🤖 AI Summary
Existing implicit scene representation methods for novel view synthesis in sparse urban street scenes suffer from high computational cost and poor generalization, as they rely on dense viewpoint sampling and per-scene optimization.
Method: We propose a depth-guided universal neural rendering framework. It introduces noisy depth priors as 3D geometric guidance—enabling strong robustness to input sparsity—and integrates predicted geometric priors, feature-space alignment, and lightweight test-time optimization to support both feed-forward inference and minute-scale per-scene fine-tuning.

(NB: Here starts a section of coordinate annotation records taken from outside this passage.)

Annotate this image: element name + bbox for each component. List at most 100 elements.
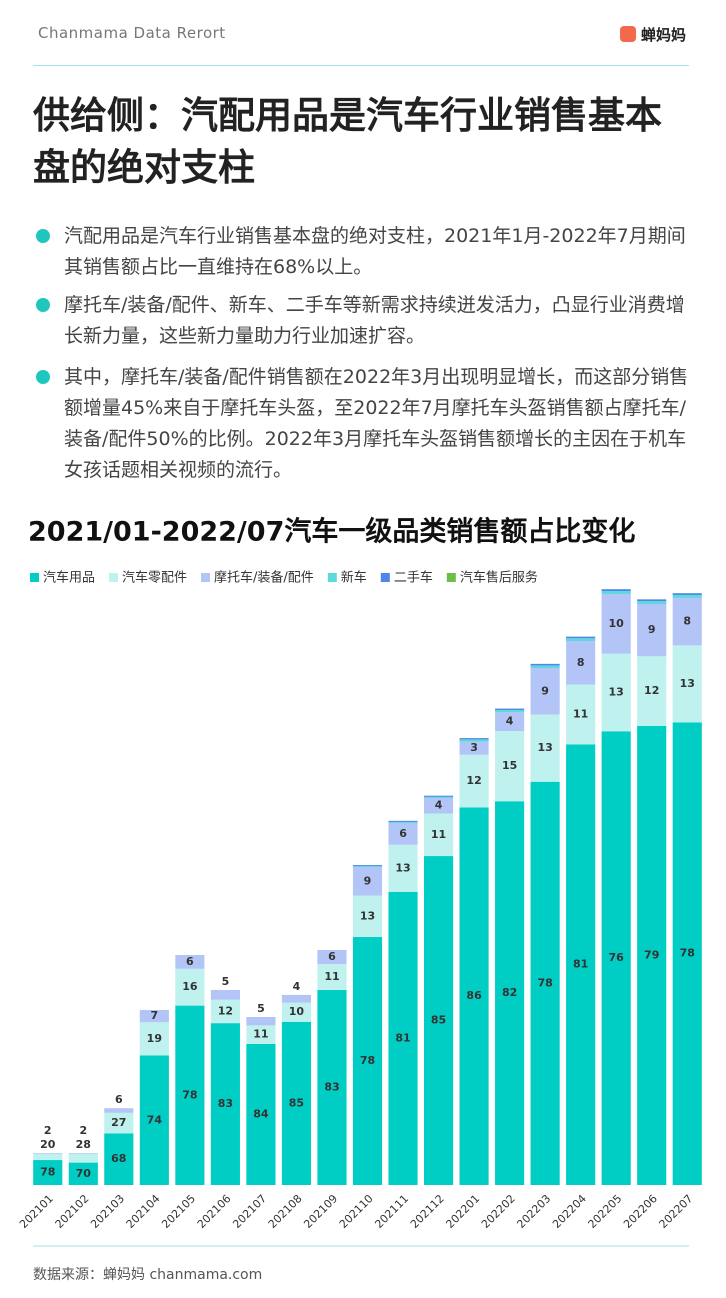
data-label: 9 <box>648 623 656 636</box>
data-label: 12 <box>644 684 659 697</box>
bar-segment <box>423 856 454 1185</box>
x-tick-label: 202207 <box>657 1192 696 1231</box>
data-label: 79 <box>644 949 659 962</box>
bar-segment <box>637 599 667 602</box>
data-label: 9 <box>541 684 549 697</box>
data-label: 11 <box>324 970 339 983</box>
bar-segment <box>104 1112 134 1134</box>
data-label: 2 <box>79 1124 87 1137</box>
data-label: 15 <box>502 759 517 772</box>
bar-segment <box>601 589 631 591</box>
bar-segment <box>388 823 418 845</box>
bar-segment <box>139 1022 169 1056</box>
bar-segment <box>388 820 418 822</box>
bar-segment <box>175 1005 205 1185</box>
bar-segment <box>175 968 205 1006</box>
data-label: 8 <box>683 615 691 628</box>
bar-segment <box>566 744 596 1185</box>
bullet: 其中，摩托车/装备/配件销售额在2022年3月出现明显增长，而这部分销售额增量4… <box>36 362 690 486</box>
bar-segment <box>637 726 667 1185</box>
data-label: 12 <box>466 774 481 787</box>
bar-segment <box>317 950 347 965</box>
legend-label: 二手车 <box>394 570 433 586</box>
data-label: 85 <box>289 1096 304 1109</box>
bar-segment <box>566 638 596 641</box>
x-tick-label: 202111 <box>372 1192 411 1231</box>
bar-segment <box>246 1043 276 1185</box>
bar-segment <box>246 1017 276 1026</box>
data-label: 7 <box>151 1009 159 1022</box>
bar-segment <box>459 741 489 755</box>
bar-segment <box>68 1162 98 1185</box>
bar-segment <box>33 1153 63 1154</box>
page-title: 供给侧：汽配用品是汽车行业销售基本盘的绝对支柱 <box>33 94 662 189</box>
bullet: 摩托车/装备/配件、新车、二手车等新需求持续迸发活力，凸显行业消费增长新力量，这… <box>36 290 690 352</box>
legend-swatch <box>109 573 119 582</box>
bar-segment <box>672 597 702 646</box>
legend-swatch <box>446 573 456 582</box>
bar-segment <box>566 636 596 639</box>
bar-segment <box>672 722 702 1185</box>
bar-segment <box>637 656 667 727</box>
data-label: 5 <box>257 1002 265 1015</box>
bar-segment <box>352 936 383 1185</box>
bar-segment <box>104 1108 134 1113</box>
data-label: 3 <box>470 741 478 754</box>
x-tick-label: 202108 <box>266 1192 305 1231</box>
data-label: 78 <box>360 1054 375 1067</box>
data-label: 2 <box>44 1124 52 1137</box>
bar-segment <box>530 665 560 668</box>
data-label: 28 <box>76 1138 91 1151</box>
bar-segment <box>566 684 596 745</box>
data-label: 10 <box>609 617 625 630</box>
bar-segment <box>423 795 454 797</box>
data-label: 8 <box>577 656 585 669</box>
bar-segment <box>423 813 454 857</box>
bar-segment <box>139 1055 169 1185</box>
brand: Chanmama Data Rerort <box>38 24 226 42</box>
bar-segment <box>530 714 560 782</box>
data-label: 9 <box>364 874 372 887</box>
x-tick-label: 202106 <box>195 1192 234 1231</box>
bar-segment <box>423 796 454 798</box>
bar-segment <box>566 641 596 685</box>
bar-segment <box>601 593 631 654</box>
data-label: 4 <box>435 799 443 812</box>
legend-label: 汽车用品 <box>43 570 95 586</box>
bar-segment <box>281 994 312 1003</box>
data-label: 27 <box>111 1116 126 1129</box>
x-tick-label: 202112 <box>408 1192 447 1231</box>
x-tick-label: 202105 <box>159 1192 198 1231</box>
logo: 蝉妈妈 <box>620 24 686 45</box>
data-label: 13 <box>609 685 624 698</box>
x-tick-label: 202205 <box>586 1192 625 1231</box>
bar-segment <box>210 1023 240 1185</box>
x-tick-label: 202204 <box>550 1192 589 1231</box>
bar-segment <box>388 844 418 892</box>
data-label: 76 <box>609 951 625 964</box>
x-tick-label: 202203 <box>514 1192 553 1231</box>
bar-segment <box>637 601 667 604</box>
x-tick-label: 202110 <box>337 1192 376 1231</box>
legend-swatch <box>327 573 337 582</box>
x-tick-label: 202104 <box>124 1192 163 1231</box>
legend-swatch <box>380 573 390 582</box>
data-label: 86 <box>466 989 482 1002</box>
data-label: 78 <box>182 1088 197 1101</box>
data-label: 19 <box>147 1032 162 1045</box>
chart-title: 2021/01-2022/07汽车一级品类销售额占比变化 <box>28 516 635 548</box>
bar-segment <box>317 964 347 990</box>
chart: 2021/01-2022/07汽车一级品类销售额占比变化 汽车用品 汽车零配件 摩托… <box>17 516 702 1247</box>
legend-label: 汽车售后服务 <box>460 570 538 586</box>
bar-segment <box>495 709 525 713</box>
bar-segment <box>459 807 489 1185</box>
bar-segment <box>495 712 525 732</box>
bar-segment <box>530 668 560 715</box>
bar-segment <box>530 781 560 1185</box>
bar-segment <box>210 999 240 1024</box>
bar-segment <box>459 738 489 740</box>
data-label: 83 <box>218 1097 233 1110</box>
bar-segment <box>246 1025 276 1044</box>
data-label: 11 <box>253 1028 268 1041</box>
bar-segment <box>33 1153 63 1161</box>
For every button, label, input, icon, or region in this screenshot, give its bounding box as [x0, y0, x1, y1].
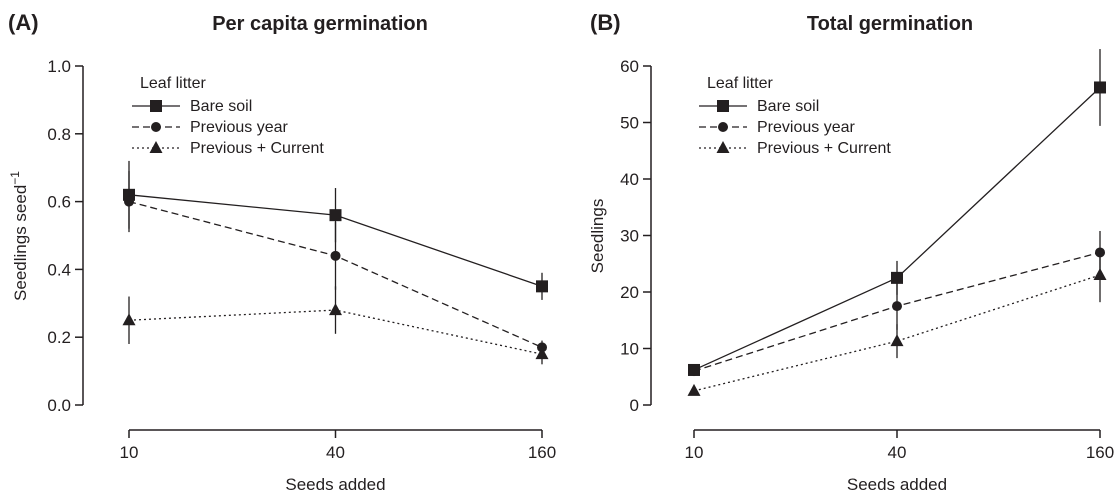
x-tick-label: 160: [528, 443, 556, 462]
data-point-bare-soil: [1094, 81, 1106, 94]
data-point-bare-soil: [891, 271, 903, 284]
y-tick-label: 1.0: [47, 57, 71, 76]
y-axis-title-text: Seedlings: [588, 199, 607, 274]
series-bare-soil: [688, 49, 1106, 376]
series-previous-current: [687, 247, 1107, 396]
legend-marker-bare-soil: [717, 100, 729, 112]
data-point-previous-year: [330, 250, 341, 261]
series-line-previous-current: [693, 274, 1101, 392]
legend-marker-previous-year: [151, 122, 161, 132]
data-point-bare-soil: [536, 280, 548, 293]
legend-label-previous-year: Previous year: [757, 119, 855, 136]
legend-label-previous-current: Previous + Current: [190, 140, 324, 157]
legend-marker-bare-soil: [150, 100, 162, 112]
legend: Leaf litter Bare soil Previous year Previou…: [132, 75, 324, 157]
y-tick-label: 40: [620, 170, 639, 189]
data-point-previous-current: [890, 334, 904, 347]
y-tick-label: 10: [620, 340, 639, 359]
y-tick-label: 50: [620, 114, 639, 133]
series-previous-current: [122, 286, 549, 365]
x-tick-label: 160: [1086, 443, 1114, 462]
legend-label-previous-current: Previous + Current: [757, 140, 891, 157]
data-point-previous-current: [687, 383, 701, 396]
y-tick-label: 30: [620, 227, 639, 246]
legend-marker-previous-current: [716, 141, 730, 153]
y-tick-label: 20: [620, 283, 639, 302]
data-point-previous-current: [1093, 268, 1107, 281]
legend-label-bare-soil: Bare soil: [757, 98, 819, 115]
y-tick-label: 0.6: [47, 193, 71, 212]
x-tick-label: 10: [120, 443, 139, 462]
y-tick-label: 0.8: [47, 125, 71, 144]
x-tick-label: 40: [888, 443, 907, 462]
panel-label: (A): [8, 10, 39, 35]
x-axis-title: Seeds added: [285, 475, 385, 494]
y-axis-title: Seedlings: [588, 199, 607, 274]
legend: Leaf litter Bare soil Previous year Previou…: [699, 75, 891, 157]
chart-panel-a: (A) Per capita germination 0.0 0.2 0.4 0.6 0.8…: [8, 10, 556, 494]
series-previous-year: [124, 171, 547, 355]
data-point-previous-year: [124, 196, 134, 207]
data-point-previous-year: [689, 366, 699, 377]
data-point-previous-current: [329, 303, 342, 316]
data-point-previous-year: [892, 301, 902, 312]
data-point-previous-current: [122, 313, 136, 326]
y-tick-label: 0: [630, 396, 639, 415]
x-tick-label: 40: [326, 443, 345, 462]
legend-title: Leaf litter: [707, 75, 773, 92]
y-axis-title-text: Seedlings seed: [11, 185, 30, 301]
y-tick-label: 60: [620, 57, 639, 76]
data-point-previous-current: [535, 347, 549, 360]
legend-label-previous-year: Previous year: [190, 119, 288, 136]
chart-title: Per capita germination: [212, 13, 428, 35]
chart-title: Total germination: [807, 13, 973, 35]
y-axis-title-superscript: −1: [8, 171, 22, 185]
y-tick-label: 0.4: [47, 260, 71, 279]
legend-title: Leaf litter: [140, 75, 206, 92]
chart-panel-b: (B) Total germination 0 10 20 30 40 50 60 10 40 160…: [588, 10, 1114, 494]
y-tick-label: 0.0: [47, 396, 71, 415]
panel-label: (B): [590, 10, 621, 35]
legend-label-bare-soil: Bare soil: [190, 98, 252, 115]
x-axis-title: Seeds added: [847, 475, 947, 494]
legend-marker-previous-year: [718, 122, 728, 132]
y-axis-title: Seedlings seed−1: [8, 171, 30, 301]
legend-marker-previous-current: [149, 141, 163, 153]
data-point-bare-soil: [329, 209, 342, 222]
x-tick-label: 10: [685, 443, 704, 462]
y-tick-label: 0.2: [47, 328, 71, 347]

Results: Evaluated on KITTI-360 and Waymo, our method achieves state-of-the-art novel view synthesis quality under sparse-view settings, with significantly lower computational overhead. It balances high fidelity, efficiency, and practical deployability—enabling scalable real-world application in autonomous driving and urban reconstruction scenarios.
📝 Abstract
Recent advances in implicit scene representation enable high-fidelity street view novel view synthesis. However, existing methods optimize a neural radiance field for each scene, relying heavily on dense training images and extensive computation resources. To mitigate this shortcoming, we introduce a new method called Efficient Depth-Guided Urban View Synthesis (EDUS) for fast feed-forward inference and efficient per-scene fine-tuning. Different from prior generalizable methods that infer geometry based on feature matching, EDUS leverages noisy predicted geometric priors as guidance to enable generalizable urban view synthesis from sparse input images. The geometric priors allow us to apply our generalizable model directly in the 3D space, gaining robustness across various sparsity levels. Through comprehensive experiments on the KITTI-360 and Waymo datasets, we demonstrate promising generalization abilities on novel street scenes. Moreover, our results indicate that EDUS achieves state-of-the-art performance in sparse view settings when combined with fast test-time optimization.